INTIC debate Quadro Legal e Regulamentar de TIC, Confiança e Soberania Digital de Moçambique
O Instituto Nacional de Tecnologias de Informação e Comunicação, IP (INTIC), promoveu, no dia 1 de Setembro de 2026, um painel de debate na 61.ª edição da Feira Internacional de Maputo (FACIM), realizado no Pavilhão do Ministério das Comunicações e Transformação Digital, subordinado ao tema “Quadro Legal e Regulamentar de TIC: Confiança e Soberania Digital de Moçambique”.
O debate teve como objectivo promover a reflexão sobre o papel da legislação e regulamentação das Tecnologias de Informação e Comunicação (TIC) na consolidação da confiança e soberania digital de Moçambique, num contexto de rápida transformação tecnológica. Entre os principais temas abordados destacaram-se a legislação e regulamentação de TIC, confiança digital, protecção de dados e privacidade, soberania digital, infra-estruturas estratégicas, inclusão digital e desenvolvimento socioeconómico.

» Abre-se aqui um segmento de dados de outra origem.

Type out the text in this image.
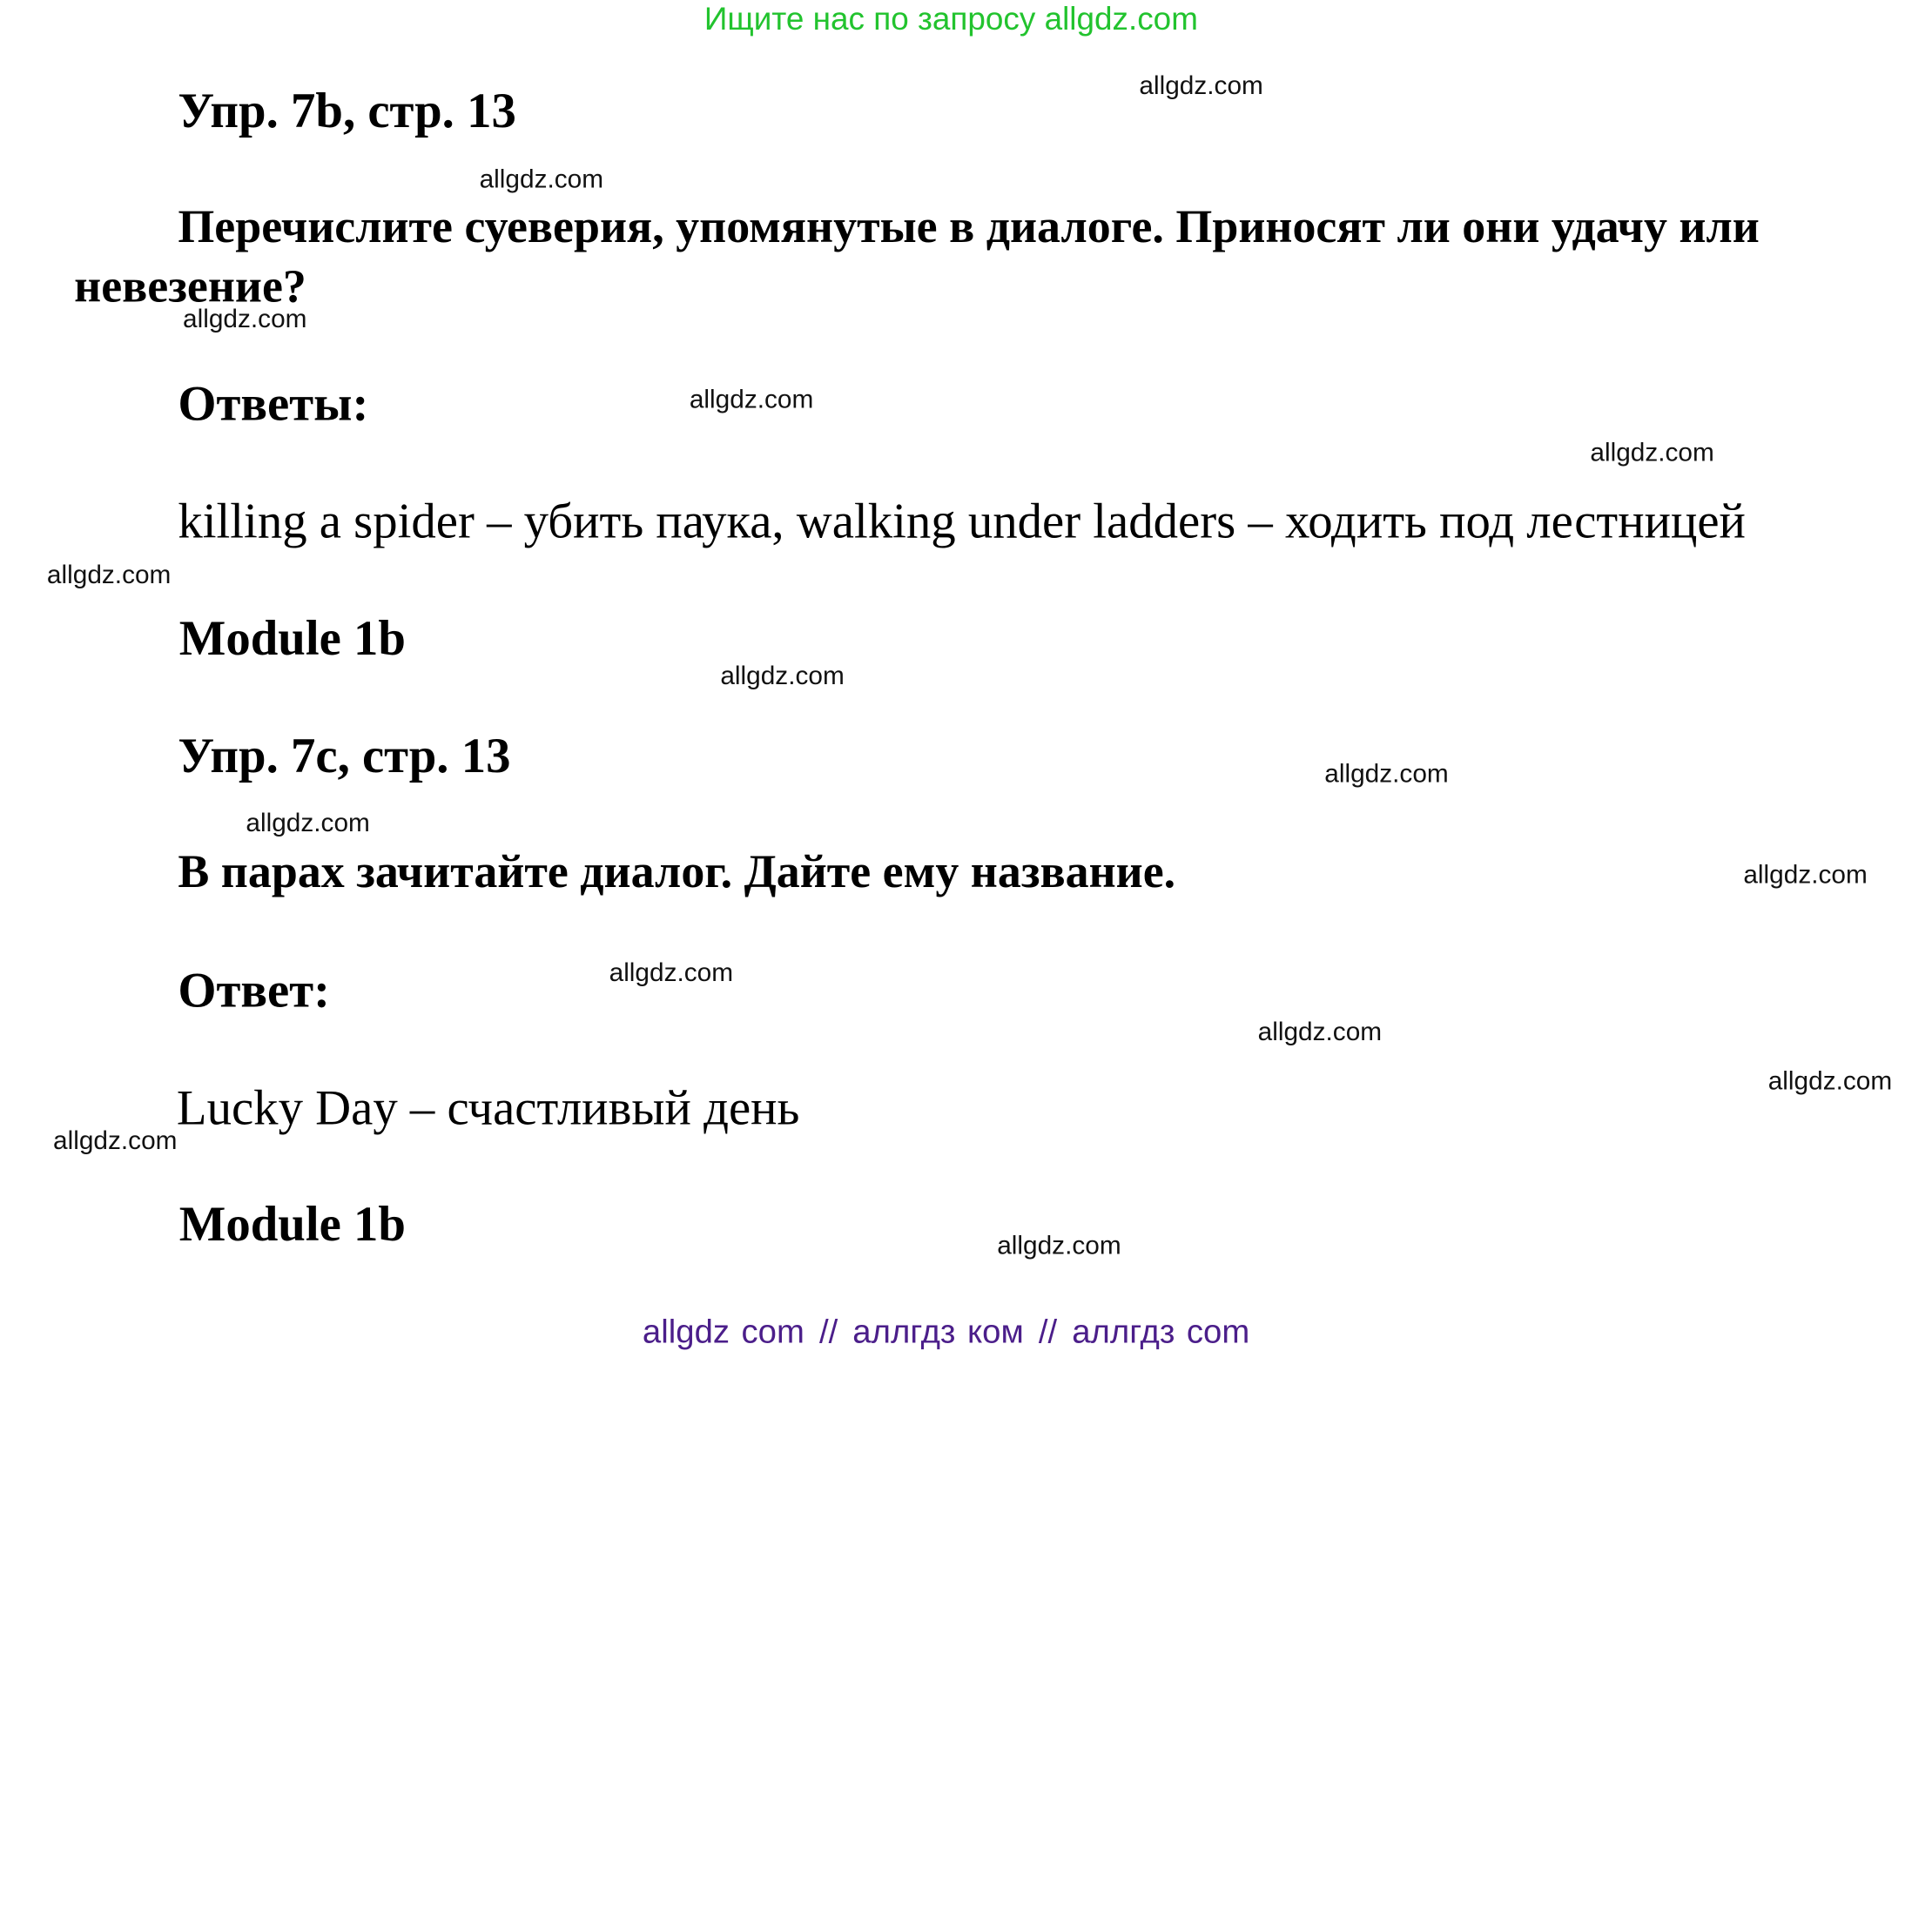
Ищите нас по запросу allgdz.com
Упр. 7b, стр. 13

Перечислите суеверия, упомянутые в диалоге. Приносят ли они удачу или невезение?

Ответы:
killing a spider – убить паука, walking under ladders – ходить под лестницей
Module 1b
Упр. 7c, стр. 13
В парах зачитайте диалог. Дайте ему название.
Ответ:
Lucky Day – счастливый день
Module 1b
allgdz.com
allgdz.com
allgdz.com
allgdz.com
allgdz.com
allgdz.com
allgdz.com
allgdz.com
allgdz.com
allgdz.com
allgdz.com
allgdz.com
allgdz.com
allgdz.com
allgdz.com
allgdz com // аллгдз ком // аллгдз com
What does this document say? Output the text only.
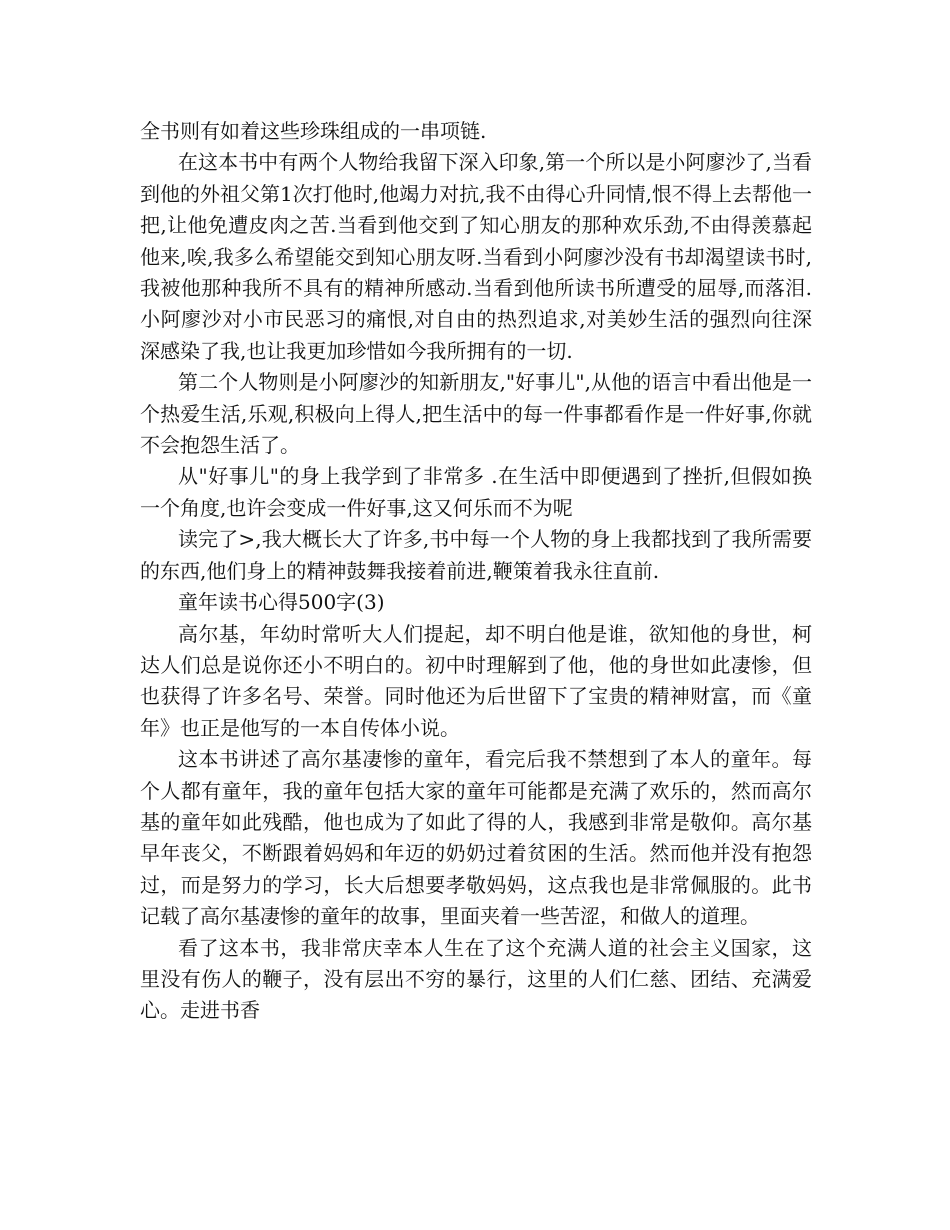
全书则有如着这些珍珠组成的一串项链.

在这本书中有两个人物给我留下深入印象,第一个所以是小阿廖沙了,当看到他的外祖父第1次打他时,他竭力对抗,我不由得心升同情,恨不得上去帮他一把,让他免遭皮肉之苦.当看到他交到了知心朋友的那种欢乐劲,不由得羡慕起他来,唉,我多么希望能交到知心朋友呀.当看到小阿廖沙没有书却渴望读书时,我被他那种我所不具有的精神所感动.当看到他所读书所遭受的屈辱,而落泪.小阿廖沙对小市民恶习的痛恨,对自由的热烈追求,对美妙生活的强烈向往深深感染了我,也让我更加珍惜如今我所拥有的一切.

第二个人物则是小阿廖沙的知新朋友,"好事儿",从他的语言中看出他是一个热爱生活,乐观,积极向上得人,把生活中的每一件事都看作是一件好事,你就不会抱怨生活了。

从"好事儿"的身上我学到了非常多 .在生活中即便遇到了挫折,但假如换一个角度,也许会变成一件好事,这又何乐而不为呢

读完了>,我大概长大了许多,书中每一个人物的身上我都找到了我所需要的东西,他们身上的精神鼓舞我接着前进,鞭策着我永往直前.

童年读书心得500字(3)

高尔基，年幼时常听大人们提起，却不明白他是谁，欲知他的身世，柯达人们总是说你还小不明白的。初中时理解到了他，他的身世如此凄惨，但也获得了许多名号、荣誉。同时他还为后世留下了宝贵的精神财富，而《童年》也正是他写的一本自传体小说。

这本书讲述了高尔基凄惨的童年，看完后我不禁想到了本人的童年。每个人都有童年，我的童年包括大家的童年可能都是充满了欢乐的，然而高尔基的童年如此残酷，他也成为了如此了得的人，我感到非常是敬仰。高尔基早年丧父，不断跟着妈妈和年迈的奶奶过着贫困的生活。然而他并没有抱怨过，而是努力的学习，长大后想要孝敬妈妈，这点我也是非常佩服的。此书记载了高尔基凄惨的童年的故事，里面夹着一些苦涩，和做人的道理。

看了这本书，我非常庆幸本人生在了这个充满人道的社会主义国家，这里没有伤人的鞭子，没有层出不穷的暴行，这里的人们仁慈、团结、充满爱心。走进书香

O painel foi moderado pela Dra. Thaís Gomes, Consultora do INTIC, e contou com a participação do Dr. Edson Psico, Chefe do Gabinete Jurídico do INTIC, e da Eng.ª Vitalina Nhavene, que apresentaram diferentes perspectivas sobre os desafios e oportunidades associados ao desenvolvimento do ambiente digital em Moçambique.
Na sua intervenção, o Dr. Edson Psico destacou o papel da transformação digital na modernização da Administração Pública, salientando que a digitalização permite simplificar processos, melhorar a prestação de serviços e aproximar o Estado do cidadão. Segundo explicou, os serviços públicos digitais devem ser simples, acessíveis, inclusivos e disponibilizados através de diferentes canais, de modo a garantir maior eficiência e facilitar o acesso dos cidadãos.
Referiu ainda que a transformação digital da Administração Pública deve ser acompanhada pela integração dos sistemas e processos das instituições públicas, permitindo reduzir a burocracia, os custos e o tempo de espera. Para o efeito, considerou fundamental a existência de leis, políticas, estratégias, normas e padrões que assegurem a coordenação, transparência e sustentabilidade das iniciativas de transformação digital.
O responsável destacou igualmente os avanços registados por Moçambique no domínio legislativo e regulamentar, com a aprovação da Lei de Segurança Cibernética, Lei de Crimes Cibernéticos, Regulamento de Centros de Dados e Regulamento de Computação em Nuvem.
Por sua vez, a Eng.ª Vitalina Nhavene salientou a importância da regulamentação para acompanhar a evolução tecnológica e responder aos desafios emergentes da transformação digital. Defendeu a necessidade de unir sinergias entre diferentes sectores, instituições e áreas de conhecimento, assegurando que as políticas e regulamentações sejam adequadas às necessidades do país e tenham impacto positivo na vida dos cidadãos.
Na mesma ocasião, destacou as iniciativas que têm sido desenvolvidas pelo INTIC no domínio da sensibilização e capacitação, com destaque para a realização de webinares, palestras, workshops e campanhas de sensibilização. Estas acções têm como finalidade ampliar o conhecimento dos cidadãos sobre as plataformas digitais, promover uma utilização responsável das novas tecnologias, incluindo a Inteligência Artificial, e reforçar a consciência sobre a importância da segurança no ambiente digital.
A consolidação do quadro legal e regulamentar das TIC poderá contribuir para acelerar a modernização administrativa, promover serviços públicos digitais centrados no cidadão, reforçar a interoperabilidade e estimular a inovação. Para este processo, foi destacada a importância da cooperação entre o sector público, sector privado, academia, sociedade civil e parceiros de cooperação.
O painel promovido pelo INTIC na FACIM constituiu, assim, um espaço de diálogo e partilha de conhecimentos sobre os desafios actuais da transformação digital, evidenciando a importância de um quadro legal e regulamentar sólido para garantir confiança, segurança, inclusão e soberania digital de Moçambique.